Steam Ends Bitcoin Payment System Due To High Transaction Fees

Steam Will No Longer Support Bitcoin Due To Volatility And High Fees

As Bitcoin surged past $15,000 in USD valuation, gaming platform Steam, owned by Valve Corporation, said that it could no longer support Bitcoin owing to manic volatility in the market and skyrocketing transaction fees.

Valve noted that the fiat value of Bitcoin does not even stay stable for a sufficient period of time to allow a transaction to be processed and as the price escalates to unprecedented heights, transaction fees are often greater than the amount of payment. These factors had rendered Bitcoin untenable as a payment option for Valve.

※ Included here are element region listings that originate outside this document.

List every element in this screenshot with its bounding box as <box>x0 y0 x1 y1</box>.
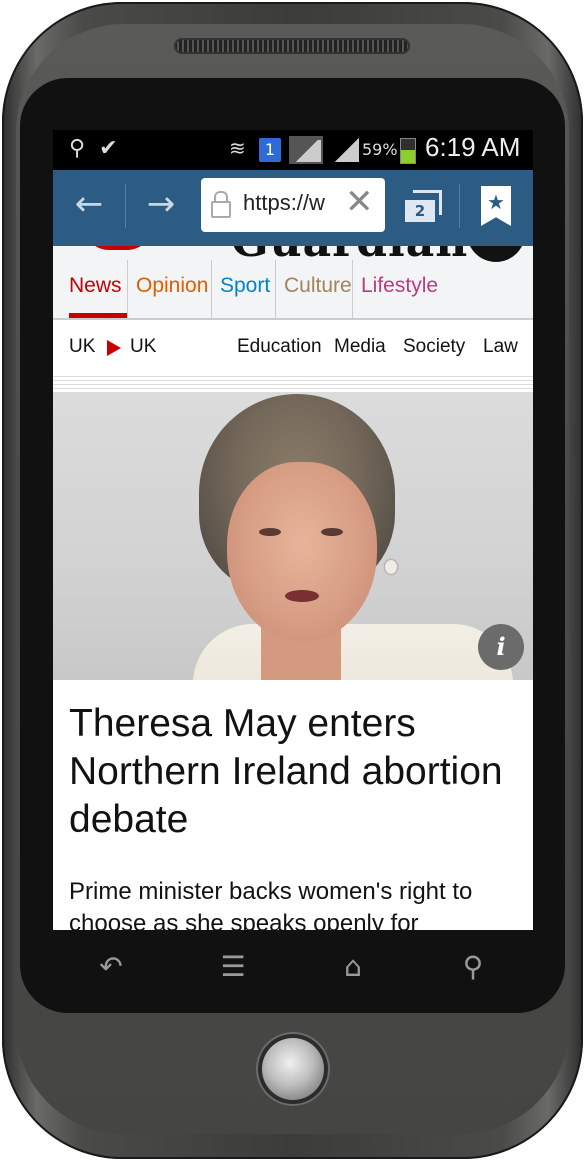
screen: ⚲✔ ≋ 1 59% 6:19 AM ← → https://w ✕ 2 ★ <box>53 130 533 930</box>
bookmark-button[interactable]: ★ <box>481 186 511 226</box>
article-image[interactable]: i <box>53 392 533 680</box>
status-left-icons: ⚲ ✔ <box>69 136 132 161</box>
home-icon[interactable]: ⌂ <box>333 950 373 983</box>
battery-percent: 59% <box>362 140 398 159</box>
menu-icon[interactable]: ☰ <box>213 950 253 983</box>
subnav-media[interactable]: Media <box>334 336 386 358</box>
web-page: Guardian News Opinion Sport Culture Life… <box>53 242 533 930</box>
back-arrow-icon[interactable]: ← <box>67 184 111 228</box>
earpiece-speaker <box>174 38 410 54</box>
url-bar[interactable]: https://w ✕ <box>201 178 385 232</box>
search-icon[interactable]: ⚲ <box>453 950 493 983</box>
pillar-lifestyle[interactable]: Lifestyle <box>352 260 444 318</box>
trackball-button[interactable] <box>262 1038 324 1100</box>
browser-toolbar: ← → https://w ✕ 2 ★ <box>53 170 533 242</box>
pillar-sport[interactable]: Sport <box>211 260 276 318</box>
photo-eye <box>259 528 281 536</box>
masthead: Guardian News Opinion Sport Culture Life… <box>53 242 533 320</box>
signal-icon <box>289 136 323 164</box>
pillar-news[interactable]: News <box>61 260 128 318</box>
lock-icon <box>211 191 231 218</box>
subnav: UK UK Education Media Society Law <box>53 320 533 376</box>
back-icon[interactable]: ↶ <box>91 950 131 983</box>
clear-url-icon[interactable]: ✕ <box>345 182 374 222</box>
pillar-news-label: News <box>69 274 122 297</box>
photo-mouth <box>285 590 319 602</box>
status-bar: ⚲ ✔ ≋ 1 59% 6:19 AM <box>53 130 533 170</box>
breadcrumb-arrow-icon <box>107 340 121 356</box>
battery-charging-icon <box>400 138 416 164</box>
photo-face <box>227 462 377 642</box>
download-check-icon: ✔ <box>99 136 118 161</box>
pillar-culture[interactable]: Culture <box>275 260 358 318</box>
signal-strength-icon <box>335 138 359 162</box>
article-standfirst: Prime minister backs women's right to ch… <box>69 878 473 930</box>
photo-eye <box>321 528 343 536</box>
photo-jacket <box>193 624 513 680</box>
subnav-section[interactable]: UK <box>69 336 95 358</box>
hardware-softkeys: ↶ ☰ ⌂ ⚲ <box>53 940 533 996</box>
tabs-button[interactable]: 2 <box>403 190 442 226</box>
subnav-education[interactable]: Education <box>237 336 322 358</box>
forward-arrow-icon[interactable]: → <box>139 184 183 228</box>
toolbar-shadow-line <box>53 242 533 246</box>
wifi-icon: ≋ <box>229 136 246 160</box>
toolbar-divider <box>459 184 460 228</box>
sim-badge: 1 <box>259 138 281 162</box>
subnav-current[interactable]: UK <box>130 336 156 358</box>
article-headline: Theresa May enters Northern Ireland abor… <box>69 702 503 841</box>
clock: 6:19 AM <box>425 132 521 162</box>
section-rules <box>53 376 533 392</box>
star-icon: ★ <box>487 190 505 214</box>
usb-icon: ⚲ <box>69 136 86 161</box>
url-text[interactable]: https://w <box>243 190 341 216</box>
subnav-society[interactable]: Society <box>403 336 465 358</box>
tab-count: 2 <box>405 200 435 222</box>
subnav-law[interactable]: Law <box>483 336 518 358</box>
pillar-opinion[interactable]: Opinion <box>127 260 214 318</box>
photo-earring <box>385 560 397 574</box>
image-info-icon[interactable]: i <box>478 624 524 670</box>
pillar-nav: News Opinion Sport Culture Lifestyle <box>53 260 533 318</box>
toolbar-divider <box>125 184 126 228</box>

“In the past few months, we've seen an increase in the volatility in the value of Bitcoin and a significant increase in the fees to process transactions on the Bitcoin network. For example, transaction fees that are charged to the customer by the Bitcoin network have skyrocketed this year, topping out at close to $20 a transaction last week (compared to roughly $0.20 when we initially enabled Bitcoin). Unfortunately, Valve has no control over the amount of the fee. These fees result in unreasonably high costs for purchasing games when paying with Bitcoin. The high transaction fees cause even greater problems when the value of Bitcoin itself drops dramatically.

Historically, the value of Bitcoin has been volatile, but the degree of volatility has become extreme in the last few months, losing as much as 25% in value over a period of days. This creates a problem for customers trying to purchase games with Bitcoin. When checking out on Steam, a customer will transfer x amount of Bitcoin for the cost of the game, plus y amount of Bitcoin to cover the transaction fee charged by the Bitcoin network. The value of Bitcoin is only guaranteed for a certain period of time so if the transaction doesn’t complete within that window of time, then the amount of Bitcoin needed to cover the transaction can change. The amount it can change has been increasing recently to a point where it can be significantly different. At this point, it has become untenable to support Bitcoin as a payment option.”

Valve assured its customers that it would continue working to resolve any pending issues for customers who are impacted by existing underpayments or transaction fees.

Bitcoin's volatility and transaction costs are a major sticking point for its commercial use as a currency. Any potential solution mediated by centralized entities could imperil its value proposition of being decentralized and trustless.

Why Bitcoin Does Not Work As A Commercial Payment Vehicle?

Put simply, because too many people don't understand Bitcoin and measure the currency in terms of fiat. Bitcoin can only be denominated in satoshis, not dollars or pounds.

Volatility is not a problem exclusive to Bitcoin. It's a cryptocurrency-fiat intersection problem. Fiat currencies and cryptocurrencies are two irreconcilable modes of exchanging value, measuring one in terms of the other, especially when one market is bereft of regulatory infrastructure, is fiscal folly. Cohabitation is ultimately detrimental to both the conventional financial system and the proposed new blockchain system.

Valve is not the first company to give Bitcoin the boot and it won't be the last. Bitcoin or cryptocurrency payments can only work if and when a new financial system premised upon the principles of the blockchain routs out and usurps government-backed centralized monetary system on a global scale as ‘the' money. Until then, the two systems will remain mutually incompatible, making futile any attempt at reconciliation.